Posted: June 8, 2010
How come Rashi, Ramban or other commentaries don't explain sacrifices this way, as a return of tne energy concealed in matter back to its original SOURCE? It's so enlightning!
Thanks so much.
Posted By rivka , flushing, nY

Posted: Apr 4, 2010
Right Thigh
Only the Sciatic nerve and the fat and tissue immediately around it was forbidden.

All the meat around it was and is permitted.

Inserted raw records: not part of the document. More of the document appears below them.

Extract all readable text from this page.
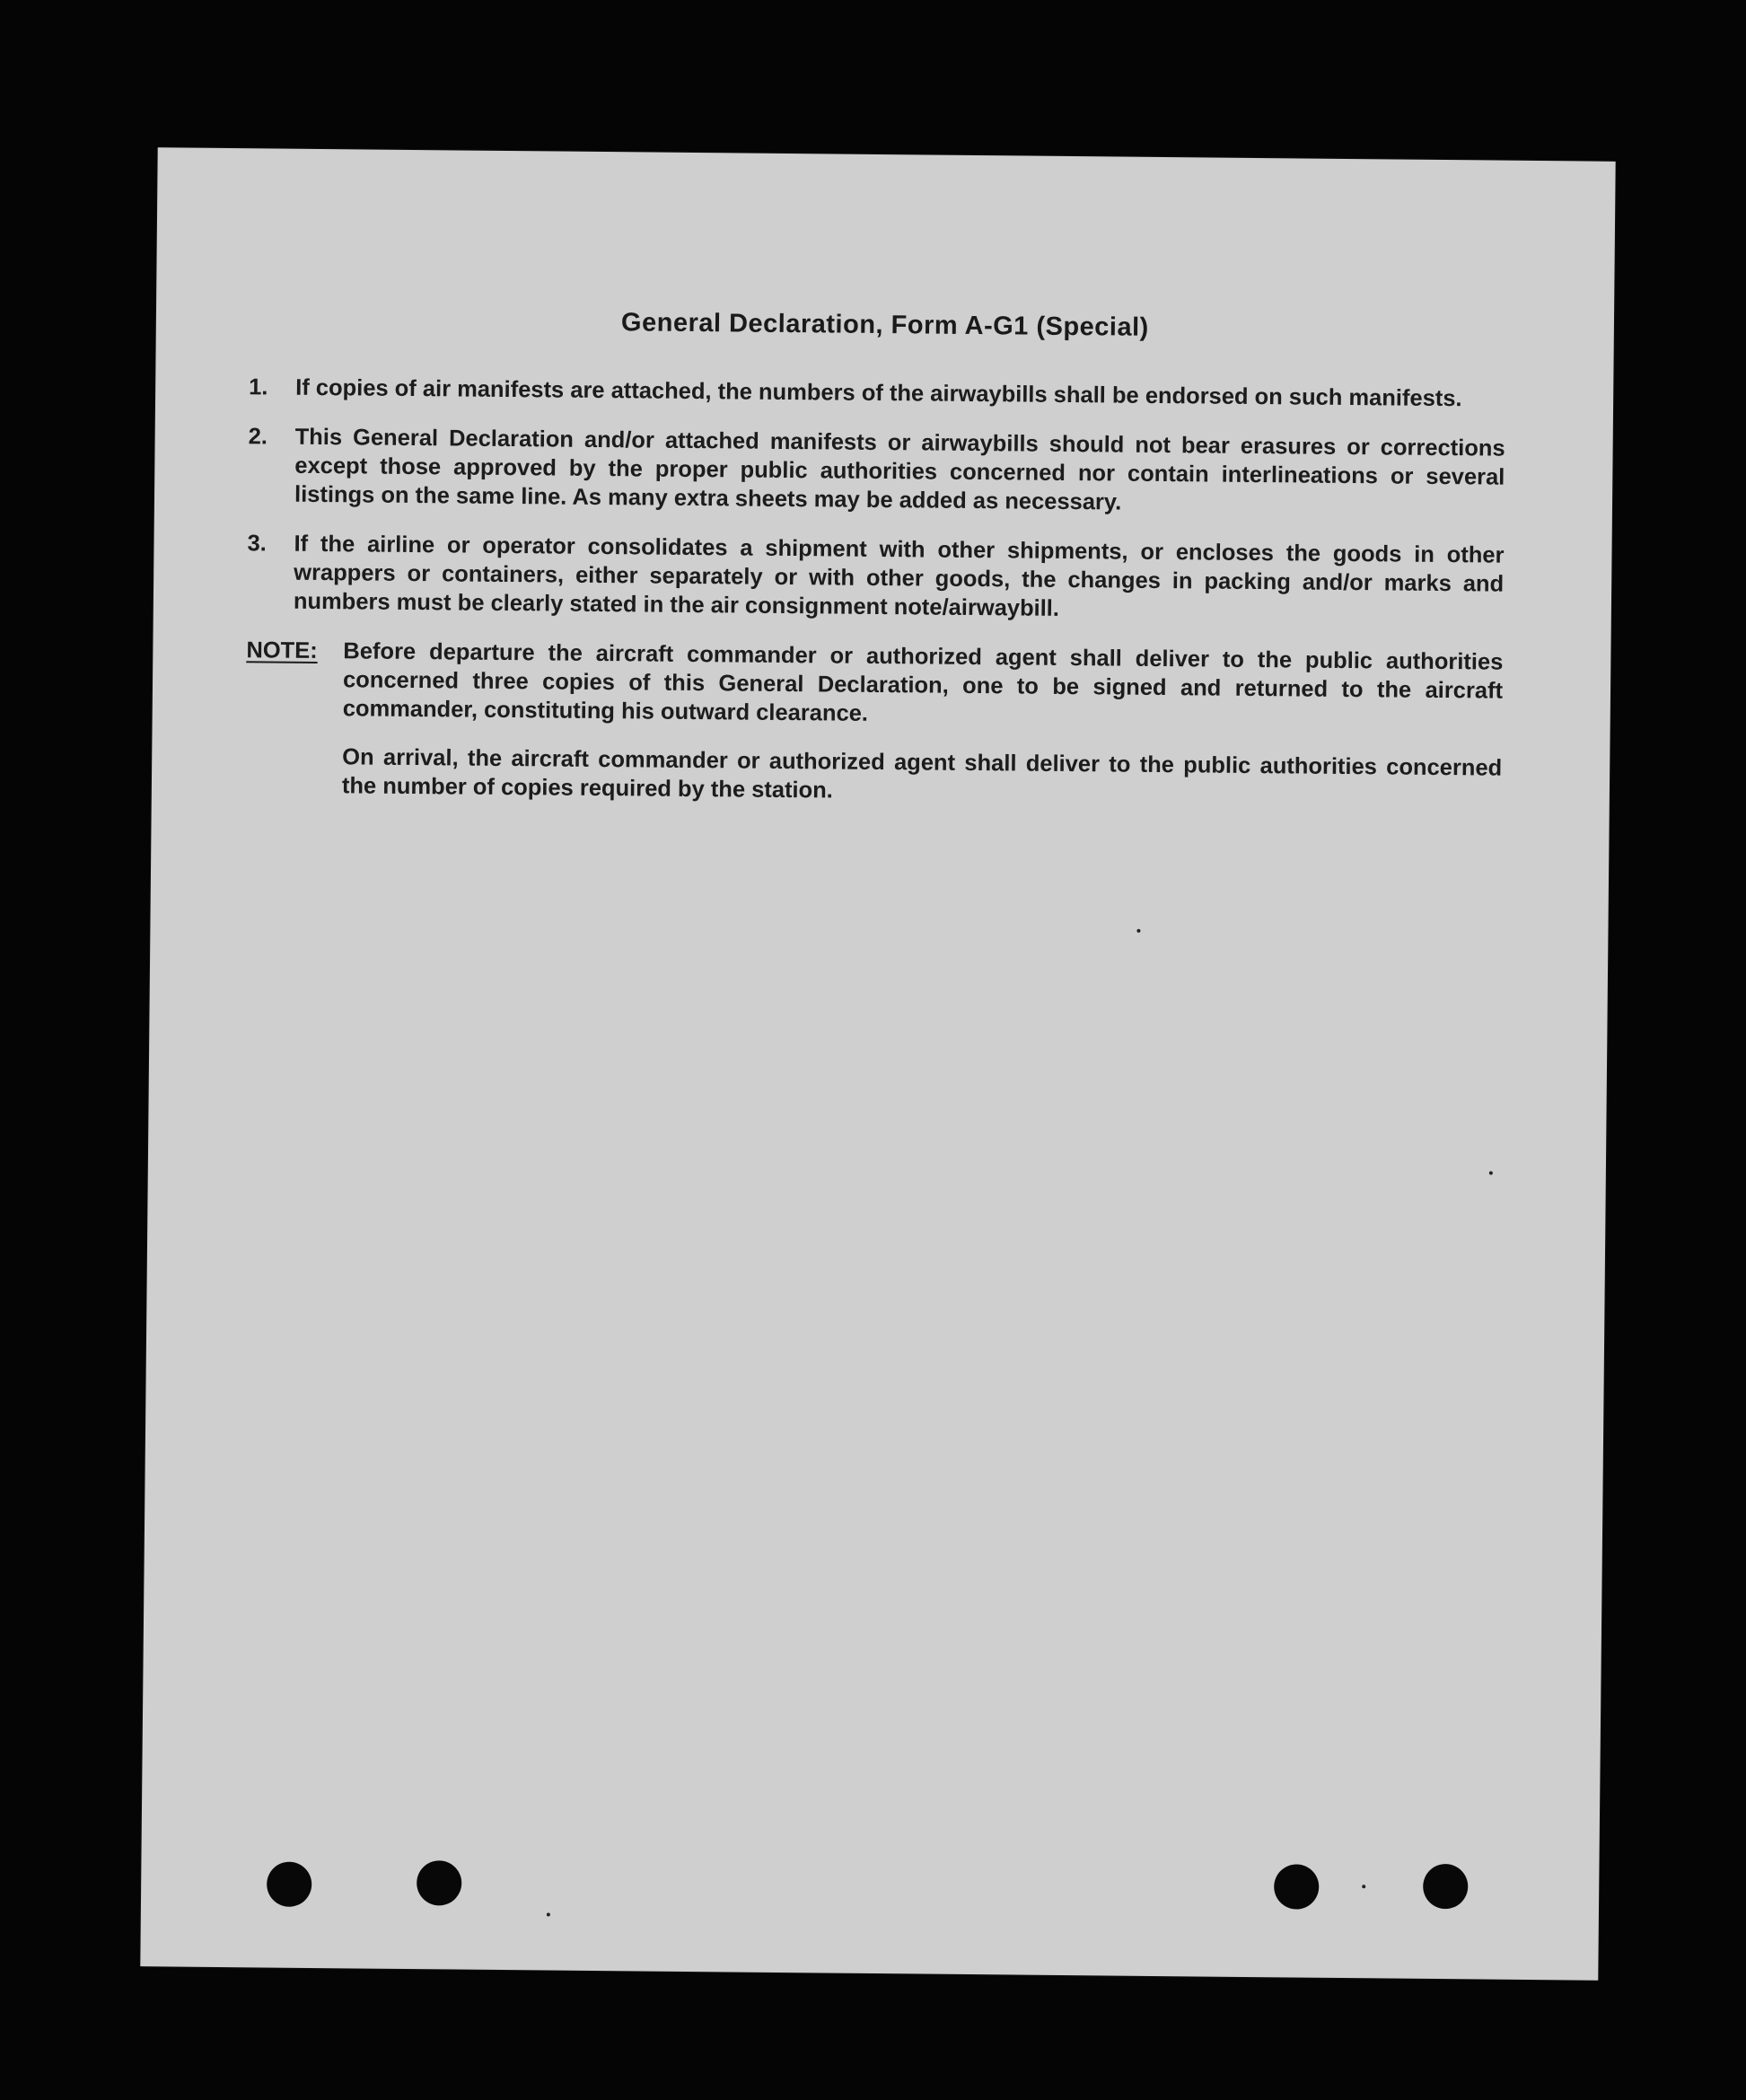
General Declaration, Form A-G1 (Special)
1.	If copies of air manifests are attached, the numbers of the airwaybills shall be endorsed on such manifests.
2.	This General Declaration and/or attached manifests or airwaybills should not bear erasures or corrections except those approved by the proper public authorities concerned nor contain interlineations or several listings on the same line. As many extra sheets may be added as necessary.
3.	If the airline or operator consolidates a shipment with other shipments, or encloses the goods in other wrappers or containers, either separately or with other goods, the changes in packing and/or marks and numbers must be clearly stated in the air consignment note/airwaybill.
NOTE:	Before departure the aircraft commander or authorized agent shall deliver to the public authorities concerned three copies of this General Declaration, one to be signed and returned to the aircraft commander, constituting his outward clearance.
On arrival, the aircraft commander or authorized agent shall deliver to the public authorities concerned the number of copies required by the station.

Indeed, Sephardic Jews in Israel and elsewhere still engage in the painstaking process of removing he nerve from the thigh to be able to eat it.
Posted By Rabbi Shlomo Yaffe, author, Cambridge , MA

Posted: Apr 4, 2010
Right Thigh
Torah states that the right thigh is eaten by the Priest as part of the sacrificial ritual.
Isn't the right thigh considered forbidden as is the entire rear portion of the cow, as a result of Jacob wrestling with the Angel of G-d?
Posted By Florence, Medford

Posted: Apr 14, 2009
To Anonymous
The higher level was first:

The very first religion was the Worship of G-d who later gave the Torah

Abel and Noah brought sacrifices on this high level we discussed.

All pagan religions came later, and in them sacrifice degenerated, until G-d gave the Torah and returned sacrifice to its original greatness
Posted By Rabbi Shlomo Yaffe

Posted: Apr 12, 2009
Animal sacrifices
Rabbi Sholem Yaffe,
nice try, but doesnt convince!

All religions include sacrifices of one or other sort. It seems to match with mans way of thinking and his sociomental genetic attitude towards higher spirits.

We should rather admit that our religion, as well, was born in a time, when a new religion could not be " sold " without sacrifices of some sort. We can be proud though that we newer sacrificed men !

Can Judaism still not manage wtihout the atavism of dwelling in the slougtherings of the past?!
Posted By Anonymous, Helsinki, Finland
via lubavitch.fi

Posted: Apr 1, 2009
The Spiritual Component of Offering Sacrifices
Rabbi Yaffe, thank you for an opening into the world when people "saw" G-d, and for an explanation which reaches right into our modern souls. I have read other drashot about offering all of our selves, hence the need to burn the offering totally; your words speak to yet another level.